Amanda looks distressed and in considerable abdominal pain. Her temperature is 37.5°C, and her pulse rate 90 per minute. There are no abnormal chest findings. The abdomen moves with respiration. She is tender over the right hypochondrium but the liver is not palpable. There is tenderness with rebound in the right but not the left iliac fossa. Bowel sounds are present, but a friction rub is not heard over the right hypochondrium. The cervix appears normal, and pain is not elicited when it is moved. There is minimal tenderness in the right but not in the left fornix; the uterine tubes cannot be felt, and there are no pelvic masses. A pregnancy test on a urine sample is negative. Gram-smear microscopy of endocervical material shows numerous polymorphonuclear leucocytes but no Gram-negative diplococci.
The hemoglobin concentration in the peripheral blood is 118 g/L, the total white cell count is 9.9 × 10 9 /L, and the polymorphonuclear count is 8.2 × 10 9 /L. The erythrocyte sedimentation rate (ESR) is 90 mm. The plasma bilirubin concentration and plasma enzyme tests of liver function are normal.
27.2 Do the Clinical and Laboratory Findings Aid the Differential Diagnosis?
Although a negative pregnancy test does not rule out ectopic pregnancy, this is an unlikely diagnosis because she had a normal period some 14 days previously, she uses oral contraception consistently, and a mass is not found on pelvic examination.
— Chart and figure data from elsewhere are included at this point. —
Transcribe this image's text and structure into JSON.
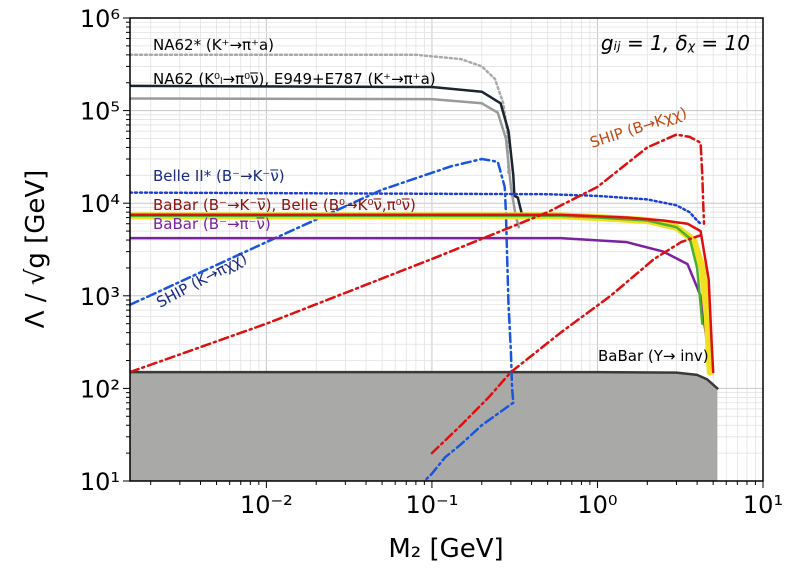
{
  "chart_data": {
    "type": "line",
    "title": "",
    "xlabel": "M₂  [GeV]",
    "ylabel": "Λ  / √g [GeV]",
    "xscale": "log",
    "yscale": "log",
    "xlim": [
      0.0015,
      10
    ],
    "ylim": [
      10,
      1000000
    ],
    "grid": true,
    "x_ticks": [
      {
        "value": 0.01,
        "label": "10⁻²"
      },
      {
        "value": 0.1,
        "label": "10⁻¹"
      },
      {
        "value": 1,
        "label": "10⁰"
      },
      {
        "value": 10,
        "label": "10¹"
      }
    ],
    "y_ticks": [
      {
        "value": 10,
        "label": "10¹"
      },
      {
        "value": 100,
        "label": "10²"
      },
      {
        "value": 1000,
        "label": "10³"
      },
      {
        "value": 10000,
        "label": "10⁴"
      },
      {
        "value": 100000,
        "label": "10⁵"
      },
      {
        "value": 1000000,
        "label": "10⁶"
      }
    ],
    "param_label": "gᵢⱼ = 1, δᵪ = 10",
    "series": [
      {
        "key": "babar_upsilon",
        "color": "#3a3a3a",
        "dash": "solid",
        "fill": "#a9aaa8",
        "points": [
          [
            0.0015,
            150
          ],
          [
            1,
            150
          ],
          [
            3,
            148
          ],
          [
            4,
            140
          ],
          [
            4.6,
            125
          ],
          [
            5.3,
            100
          ]
        ]
      },
      {
        "key": "na62_star",
        "color": "#aaaaaa",
        "dash": "dotted",
        "points": [
          [
            0.0015,
            400000
          ],
          [
            0.08,
            400000
          ],
          [
            0.15,
            360000
          ],
          [
            0.2,
            300000
          ],
          [
            0.24,
            220000
          ],
          [
            0.27,
            120000
          ],
          [
            0.285,
            60000
          ],
          [
            0.29,
            20000
          ]
        ]
      },
      {
        "key": "na62_kl",
        "color": "#1c2430",
        "dash": "solid",
        "points": [
          [
            0.0015,
            185000
          ],
          [
            0.1,
            180000
          ],
          [
            0.2,
            160000
          ],
          [
            0.26,
            120000
          ],
          [
            0.29,
            60000
          ],
          [
            0.31,
            20000
          ],
          [
            0.315,
            12000
          ],
          [
            0.33,
            11500
          ],
          [
            0.35,
            7500
          ]
        ]
      },
      {
        "key": "e949",
        "color": "#9a9a9a",
        "dash": "solid",
        "points": [
          [
            0.0015,
            135000
          ],
          [
            0.1,
            133000
          ],
          [
            0.2,
            120000
          ],
          [
            0.25,
            95000
          ],
          [
            0.28,
            50000
          ],
          [
            0.3,
            15000
          ],
          [
            0.32,
            7500
          ],
          [
            0.335,
            5500
          ]
        ]
      },
      {
        "key": "belle2_star",
        "color": "#1f3fd6",
        "dash": "dotted",
        "points": [
          [
            0.0015,
            13000
          ],
          [
            0.5,
            12500
          ],
          [
            1,
            12000
          ],
          [
            2,
            11000
          ],
          [
            3,
            9500
          ],
          [
            3.6,
            8000
          ],
          [
            4,
            6500
          ],
          [
            4.2,
            6000
          ]
        ]
      },
      {
        "key": "ship_kpichichi",
        "color": "#1a55dd",
        "dash": "dashdot",
        "points": [
          [
            0.0015,
            800
          ],
          [
            0.01,
            3800
          ],
          [
            0.05,
            14000
          ],
          [
            0.13,
            25000
          ],
          [
            0.2,
            30000
          ],
          [
            0.25,
            28000
          ],
          [
            0.275,
            15000
          ],
          [
            0.28,
            8000
          ],
          [
            0.285,
            2500
          ],
          [
            0.29,
            800
          ],
          [
            0.3,
            250
          ],
          [
            0.305,
            100
          ],
          [
            0.31,
            70
          ],
          [
            0.2,
            40
          ],
          [
            0.15,
            25
          ],
          [
            0.12,
            18
          ],
          [
            0.1,
            12
          ],
          [
            0.09,
            10
          ]
        ]
      },
      {
        "key": "babar_b_pi",
        "color": "#7a22a0",
        "dash": "solid",
        "points": [
          [
            0.0015,
            4200
          ],
          [
            0.6,
            4200
          ],
          [
            1.5,
            3800
          ],
          [
            2.5,
            3000
          ],
          [
            3.5,
            2200
          ],
          [
            4.2,
            1000
          ],
          [
            4.6,
            300
          ],
          [
            4.8,
            150
          ]
        ]
      },
      {
        "key": "yellow_band",
        "color": "#f0e020",
        "dash": "solid",
        "width": 7,
        "points": [
          [
            0.0015,
            7300
          ],
          [
            0.6,
            7300
          ],
          [
            1,
            7000
          ],
          [
            2,
            6500
          ],
          [
            3,
            5500
          ],
          [
            3.8,
            4000
          ],
          [
            4.3,
            2000
          ],
          [
            4.6,
            600
          ],
          [
            4.8,
            150
          ]
        ]
      },
      {
        "key": "green_curve",
        "color": "#4caf30",
        "dash": "solid",
        "points": [
          [
            0.0015,
            7300
          ],
          [
            0.6,
            7300
          ],
          [
            1,
            7000
          ],
          [
            2,
            6500
          ],
          [
            3,
            5500
          ],
          [
            3.6,
            4200
          ],
          [
            4,
            2000
          ],
          [
            4.2,
            800
          ],
          [
            4.3,
            500
          ]
        ]
      },
      {
        "key": "babar_bell_k",
        "color": "#dd1010",
        "dash": "solid",
        "points": [
          [
            0.0015,
            7500
          ],
          [
            0.6,
            7500
          ],
          [
            1.5,
            7000
          ],
          [
            2.5,
            6500
          ],
          [
            3.5,
            6000
          ],
          [
            4.2,
            5000
          ],
          [
            4.7,
            1500
          ],
          [
            4.9,
            300
          ],
          [
            5.0,
            150
          ]
        ]
      },
      {
        "key": "ship_bkchichi",
        "color": "#dd1010",
        "dash": "dashdot",
        "points": [
          [
            0.0015,
            150
          ],
          [
            0.01,
            500
          ],
          [
            0.1,
            2500
          ],
          [
            0.5,
            8000
          ],
          [
            1,
            15000
          ],
          [
            2,
            40000
          ],
          [
            3,
            55000
          ],
          [
            3.6,
            52000
          ],
          [
            4.2,
            45000
          ],
          [
            4.3,
            20000
          ],
          [
            4.35,
            10000
          ],
          [
            4.4,
            6000
          ]
        ]
      },
      {
        "key": "ship_b_lower",
        "color": "#dd1010",
        "dash": "dashdot",
        "points": [
          [
            0.1,
            20
          ],
          [
            0.15,
            40
          ],
          [
            0.22,
            80
          ],
          [
            0.3,
            150
          ],
          [
            0.6,
            400
          ],
          [
            1.2,
            1000
          ],
          [
            2.2,
            2500
          ],
          [
            3.2,
            3800
          ],
          [
            4.2,
            4500
          ]
        ]
      }
    ],
    "annotations": [
      {
        "key": "na62_star",
        "text": "NA62* (K⁺→π⁺a)",
        "color": "#000000"
      },
      {
        "key": "na62_kl",
        "text": "NA62 (K⁰ₗ→π⁰ν̅), E949+E787 (K⁺→π⁺a)",
        "color": "#000000"
      },
      {
        "key": "belle2_star",
        "text": "Belle II* (B⁻→K⁻ν̅)",
        "color": "#1a2a80"
      },
      {
        "key": "babar_bell_k",
        "text": "BaBar (B⁻→K⁻ν̅),   Belle (B⁰→K⁰ν̅,π⁰ν̅)",
        "color": "#8b1010"
      },
      {
        "key": "babar_b_pi",
        "text": "BaBar (B⁻→π⁻ν̅)",
        "color": "#7a22a0"
      },
      {
        "key": "ship_b",
        "text": "SHIP (B→Kχχ)",
        "color": "#c04a12"
      },
      {
        "key": "ship_k",
        "text": "SHIP (K→πχχ)",
        "color": "#1a2a80"
      },
      {
        "key": "babar_upsilon",
        "text": "BaBar (Υ→ inv)",
        "color": "#000000"
      }
    ]
  }
}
The most likely diagnosis remains PID with perihepatitis. However, the predominantly right-sided abdominal pain with minimal pelvic tenderness raises the possibility that she has acute appendicitis. Laparoscopy is therefore arranged.
Fibrinous adhesions between the liver, diaphragm, and anterior abdominal wall were found. The uterine tubes appeared normal.
The laparoscopic findings confirm the diagnosis of perihepatitis, most likely caused by chlamydiae. Indeed a subsequent report from the microbiology laboratory confirmed that Chlamydia trachomatis had been identified in endocervical specimen taken on the day of her clinic attendance; nucleic acid amplification assay for Neisseria gonorrhoeae yielded negative results.
Laparoscopy is not a routine investigation in women with suspected PID. If there is doubt about the diagnosis, in particular if a surgical emergency cannot be ruled out from the clinical findings as in this case, however, laparoscopy is a useful tool. The tubes may appear edematous and reddened, and exudate may be seen on the tubal surface. In early PID, the inflammatory reaction in the tubes may not extend to the serosal surface, and therefore the tubes may appear normal at laparoscopy. This may explain the finding in this case.
Amanda is treated with ofloxacin and metronidazole (see Case 14, Table 14.3) and is reviewed 72 h after initiation of therapy. Her abdominal pain has improved considerably, and she is tolerating the antimicrobial regimen well.
It is recommended that patients with PID are reviewed 4 weeks after therapy to ensure that the clinical response has been satisfactory and that partner notification has been completed.